The United Nations released its annual progress report on the Millennium Development Goals yesterday. The goals are targets set by a U.N. resolution in 2000 for improving global health and welfare by 2015. In the foreword to this year’s report, Secretary-General Ban Ki-moon wrote that the results so far “represent a tremendous reduction in human suffering.”
They also represent continuing frustration on the hunger front.
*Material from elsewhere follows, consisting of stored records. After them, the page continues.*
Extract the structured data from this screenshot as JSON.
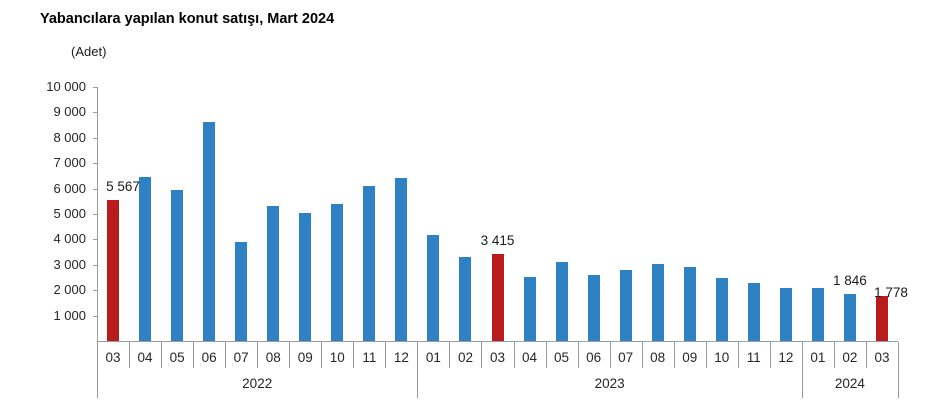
{
  "chart_data": {
    "type": "bar",
    "title": "Yabancılara yapılan konut satışı, Mart 2024",
    "unit_label": "(Adet)",
    "ylim": [
      0,
      10000
    ],
    "grid": false,
    "legend": "none",
    "y_ticks": [
      {
        "value": 10000,
        "label": "10 000"
      },
      {
        "value": 9000,
        "label": "9 000"
      },
      {
        "value": 8000,
        "label": "8 000"
      },
      {
        "value": 7000,
        "label": "7 000"
      },
      {
        "value": 6000,
        "label": "6 000"
      },
      {
        "value": 5000,
        "label": "5 000"
      },
      {
        "value": 4000,
        "label": "4 000"
      },
      {
        "value": 3000,
        "label": "3 000"
      },
      {
        "value": 2000,
        "label": "2 000"
      },
      {
        "value": 1000,
        "label": "1 000"
      }
    ],
    "categories": [
      "03",
      "04",
      "05",
      "06",
      "07",
      "08",
      "09",
      "10",
      "11",
      "12",
      "01",
      "02",
      "03",
      "04",
      "05",
      "06",
      "07",
      "08",
      "09",
      "10",
      "11",
      "12",
      "01",
      "02",
      "03"
    ],
    "year_groups": [
      {
        "label": "2022",
        "start": 0,
        "count": 10
      },
      {
        "label": "2023",
        "start": 10,
        "count": 12
      },
      {
        "label": "2024",
        "start": 22,
        "count": 3
      }
    ],
    "values": [
      5567,
      6447,
      5962,
      8630,
      3900,
      5310,
      5030,
      5410,
      6100,
      6400,
      4190,
      3320,
      3415,
      2520,
      3110,
      2580,
      2790,
      3040,
      2930,
      2480,
      2290,
      2070,
      2090,
      1846,
      1778
    ],
    "highlighted_indices": [
      0,
      12,
      24
    ],
    "point_labels": [
      {
        "index": 0,
        "text": "5 567"
      },
      {
        "index": 12,
        "text": "3 415"
      },
      {
        "index": 23,
        "text": "1 846"
      },
      {
        "index": 24,
        "text": "1 778"
      }
    ],
    "colors": {
      "bar": "#2E82C3",
      "highlight": "#B91C1C",
      "axis": "#9C9C9C",
      "label_text": "#1A1A1A"
    }
  }
}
The number of hungry people – about 850 million – is roughly the same as it was in 1990. That’s down from 1 in 5 human beings to 1 in 7, but as the report admits, “progress in relieving food deprivation has slowed or stalled in many regions.” It looks highly unlikely that the world will reach the target of halving the proportion of undernourished people in the next three years.
Here’s the good news:
- The poverty reduction target already has been met – the goal was to cut the 1990 rate in half.
- The target of halving the proportion of people without access to clean water also has been met.
- Extreme poverty is falling in every region.
- Girls are now as likely to be enrolled in primary school as boys.
- The proportion of the world’s city dwellers living in slums has dropped (but the overall number of slum dwellers has risen).
- People with HIV or AIDS have significantly improved access to treatment.
- The rates of tuberculosis and malaria have dropped.
The not-so-good news is in employment, maternal mortality, more access to clean drinking water and, of course, progress on hunger.
The report notes that hunger hasn’t fallen nearly as fast as poverty rates, a fact that “calls for improved understanding of the dimensions and causes of hunger.” It seems high food and fuel prices, a lack of access to healthy food, and other factors are as important as a simple lack of money.